Cicero marvelled. She admired us. You have souls, she said. You have … complications. Depths. There was a contortion that was ours. A unique contortion in every case. Each of us, uniquely twisted. Each of us, crabbed in our own particular way.

That’s why she put us before prospective students at our Open Days. They’ll sense it in you, she said. The authenticity. The grit. You are people who’ve suffered. You’ve walked the line. You fascinate. You have some outsider charisma. You’re raw. You’re edgy. You’ve been places. Psychologically, I mean.

Mending and Fixing and Repairing

Divine violence needs a mediator, Cicero insisted. It needed to be transformed from violence into love. Into love? we asked, amazed. Into love! Cicero said. The lightning had to be directed towards the ground of the creaturely condition. Which is to say, towards love.

Love!? But what did Cicero mean by love? Something on fire? Passion, raging? The love of the neighbour, Cicero said. That was how the world was to be redeemed. Redeemed! we exclaimed. We didn’t want it redeemed. Only burnt up. Only destroyed …

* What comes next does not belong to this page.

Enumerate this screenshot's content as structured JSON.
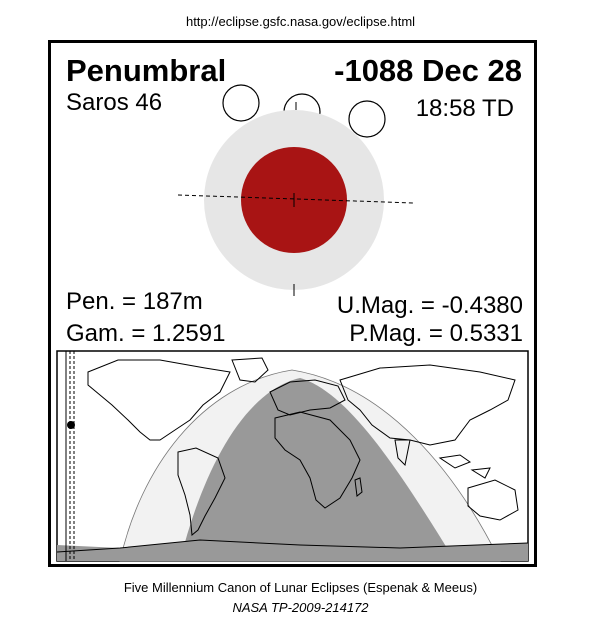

The world was the old order, and we wanted the new one! we said. The new world, that would be revealed after the flames! Cicero was impressed by our faith, but she did not agree. This world needs mending and fixing and repairing, Cicero said, not destroying. It needs to be lifted from the lower realms, not plunged more deeply into them.

This Island Earth

We saw through it all – the ordinary world, Cicero knew that. We weren’t just good little nihilists. We didn’t live in their world, the good little nihilists.

This was an island in a great chaotic sea, that’s all: that’s what we knew. This island Earth. This island world. And beyond, the great Futility. The night. Which laughs at what we do. Laughs because it doesn’t laugh. Mocks us because it doesn’t mock us. Roars in its silence …

 

We saw through the world, Cicero knew that. Meetings. Offices. The usual politenesses. Our smiles were always the smiles of the outside. Our laughter came from all the way from the Outside. And when we drank, it was only to regain our relation to the Outside. Only to channel the forces of the Outside. It was put them to work – to the opposite of work.

That was our anarchy. The anarchy in all things, which was our anarchy, too. Which was the anarchy in our hearts. Releasing us from Pomposity. From High Seriousness. From all the usual alibis and excuses.

We’d died to the world, the false world. We’d seen through the fakery. We lived outside this world, within it. We lived in the larger world – the larger non-world. We lived in recurrence. In the indeterminable. In the beginningless and endless.

The Secret of Life

They’ll never know what you know, Cicero said of her academic colleagues. They’re not close to it, like you are. The secret of life is known only by those who’ve seen to the world. Who’ve died to it and come back. Who went beyond it, but had to come back.

There are those who know the world as a game, Cicero says. Who laugh at it: the whole world as a game. Who’ve learnt the lesson: that it’s all a game, a great game. That the Madness is greater than we are. That things just Happen, and we can’t do much about it. That the Contingency is greater than anything we might impose. That it towers over us: our powerlessness. The fact that we can do very little. That we’re dwarfed. Towered over …

And yet, we also know that the contingent has no ultimate reason for being the way it is. There’s no ultimate reason for anything. So you can’t complain, can’t mourn. It’s not all about the ur-trauma. About the withdrawal of the ground. About the absence of Necessity. About the great Indifference … the great Nullity … the great Void … threatening to devour everything.

Life is lived in midst of this. Forgetting the great Powers. The terrifying Sublimities. Forgetting all about the Storm of it all.

That we could laugh forever at the killing joke. At the arbitrariness of our fate. At the fact that what happens is in nobody’s hands. Even the rulers of this world. The great Planlessness. The great Randomness. The great Meaninglessness.

Man thinks and God laughs. We laugh – and laugh at ourselves thinking. Wasn’t that it, our philosophy. Our laughing philosophy?